Cooking with cast-iron pans is a beloved tradition for many, but there are certain foods that are not well-suited for this versatile tool. While cast iron is great for one-skillet meals and can handle a variety of dishes, there are some foods that are best cooked in a different type of pan.
Delicate Fish:

Delicate fish like trout or tilapia may not fare well in a cast-iron pan due to its heat retention.
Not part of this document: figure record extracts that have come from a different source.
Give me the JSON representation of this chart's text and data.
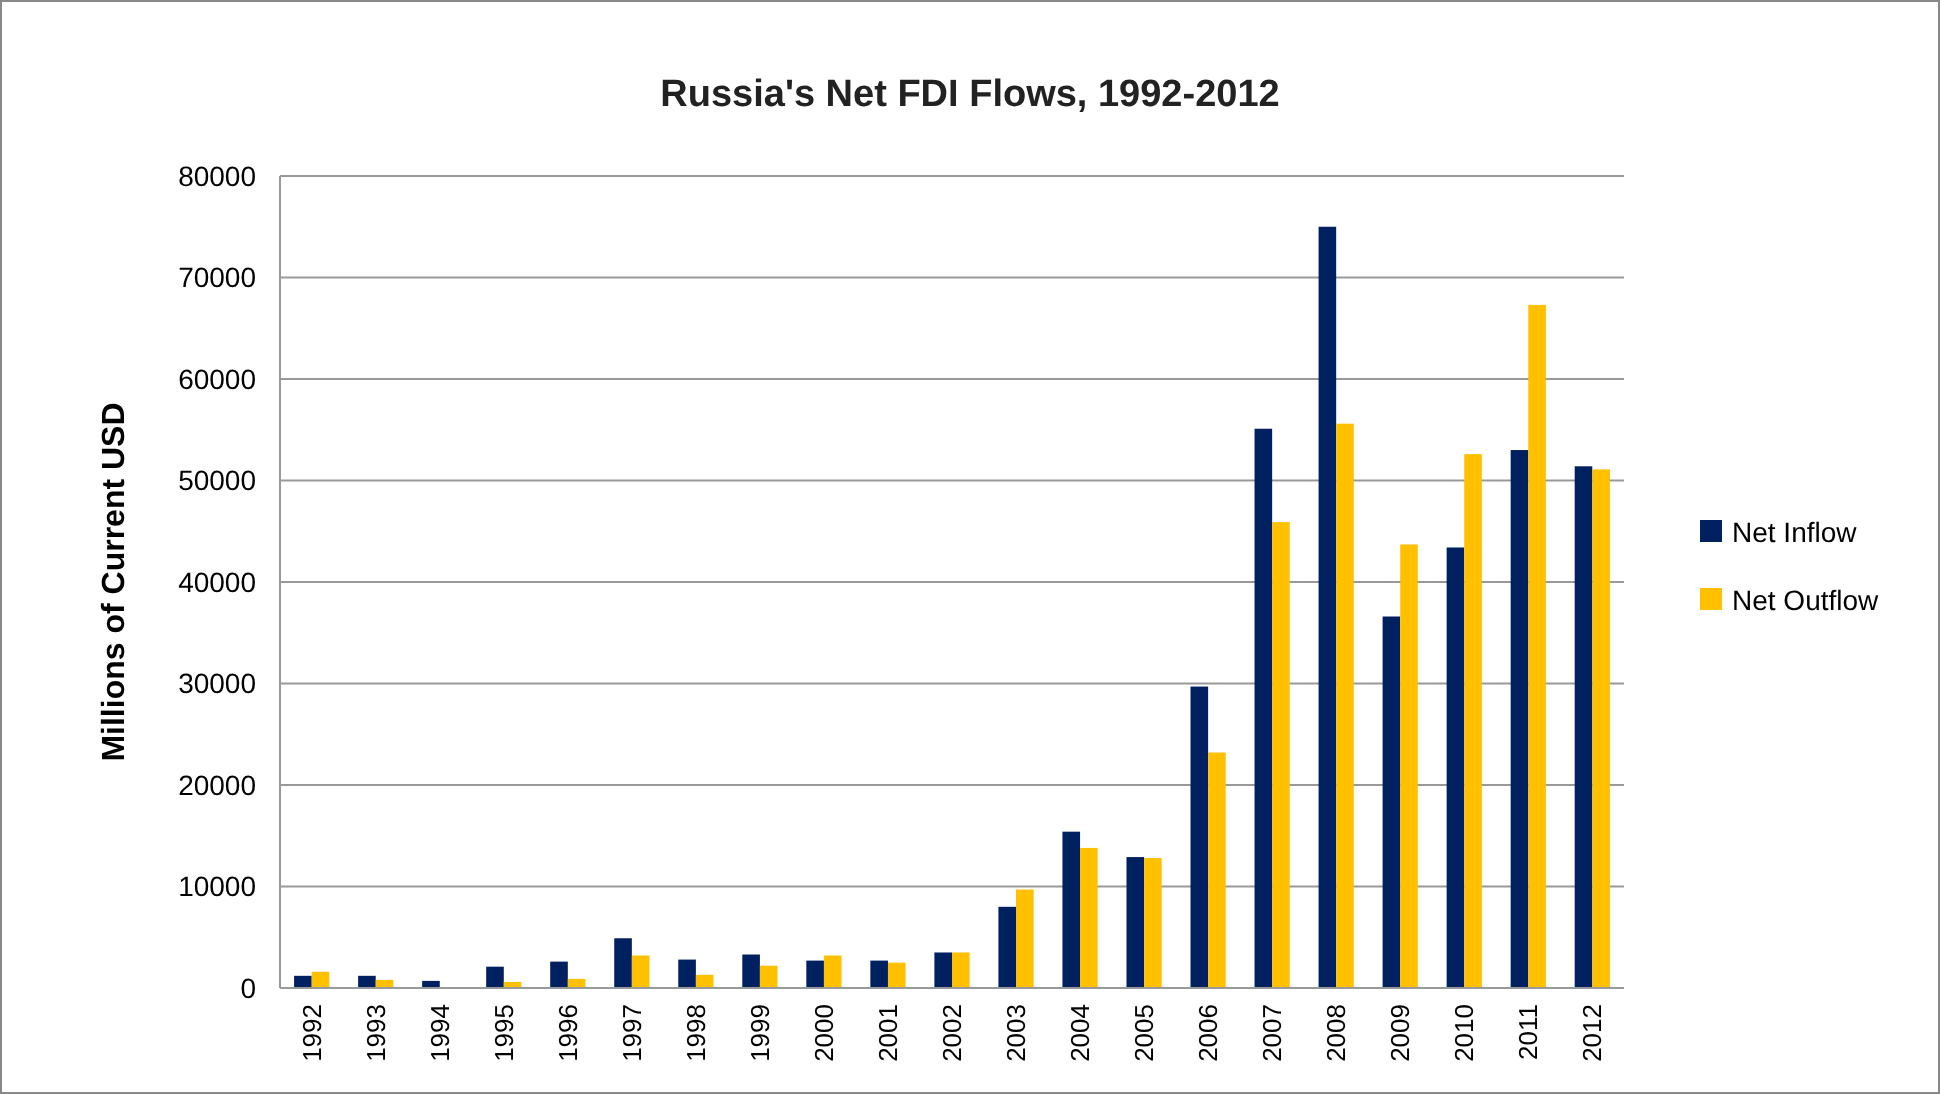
{
  "chart_data": {
    "type": "bar",
    "title": "Russia's Net FDI Flows, 1992-2012",
    "ylabel": "Millions of Current USD",
    "categories": [
      "1992",
      "1993",
      "1994",
      "1995",
      "1996",
      "1997",
      "1998",
      "1999",
      "2000",
      "2001",
      "2002",
      "2003",
      "2004",
      "2005",
      "2006",
      "2007",
      "2008",
      "2009",
      "2010",
      "2011",
      "2012"
    ],
    "series": [
      {
        "name": "Net Inflow",
        "color": "#002060",
        "values": [
          1200,
          1200,
          700,
          2100,
          2600,
          4900,
          2800,
          3300,
          2700,
          2700,
          3500,
          8000,
          15400,
          12900,
          29700,
          55100,
          75000,
          36600,
          43400,
          53000,
          51400
        ]
      },
      {
        "name": "Net Outflow",
        "color": "#ffc000",
        "values": [
          1600,
          800,
          null,
          600,
          900,
          3200,
          1300,
          2200,
          3200,
          2500,
          3500,
          9700,
          13800,
          12800,
          23200,
          45900,
          55600,
          43700,
          52600,
          67300,
          51100
        ]
      }
    ],
    "ylim": [
      0,
      80000
    ],
    "yticks": [
      0,
      10000,
      20000,
      30000,
      40000,
      50000,
      60000,
      70000,
      80000
    ],
    "grid": "y",
    "legend": "right"
  }
}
Stick to non-stick pans for these, but heartier fish like salmon are a great match for cast iron.
Eggs and Other Sticky Things (for a while):

While well-seasoned pans can handle sticky foods like eggs, it’s best to use a non-stick pan for these until your cast iron is seasoned enough.
Acidic things—maybe:

There’s some debate on whether acidic foods should be cooked in cast iron pans. While some believe it can affect the seasoning, others disagree. If the pan is discolored, a baking soda scrub can help restore it.
Smelly Foods:

Strong-smelling foods like garlic, peppers, and some fish can leave lasting smells in your cast iron pan. To remove the odors, bake the pan for 10 minutes at 400ºF and avoid cooking sensitive foods immediately after.
Anything That Overcrowds The Skillet:

Avoid overcrowding the skillet with too much food as it can affect the quality of the dishes. This is especially important for ensuring even cooking.
For enamel-coated cast iron pans, these guidelines may not apply. But for traditional cast iron, it’s best to follow these tips for optimal cooking results. And remember, cast iron pans are durable and can handle some mistakes, with plenty of resources available for cleaning and maintenance.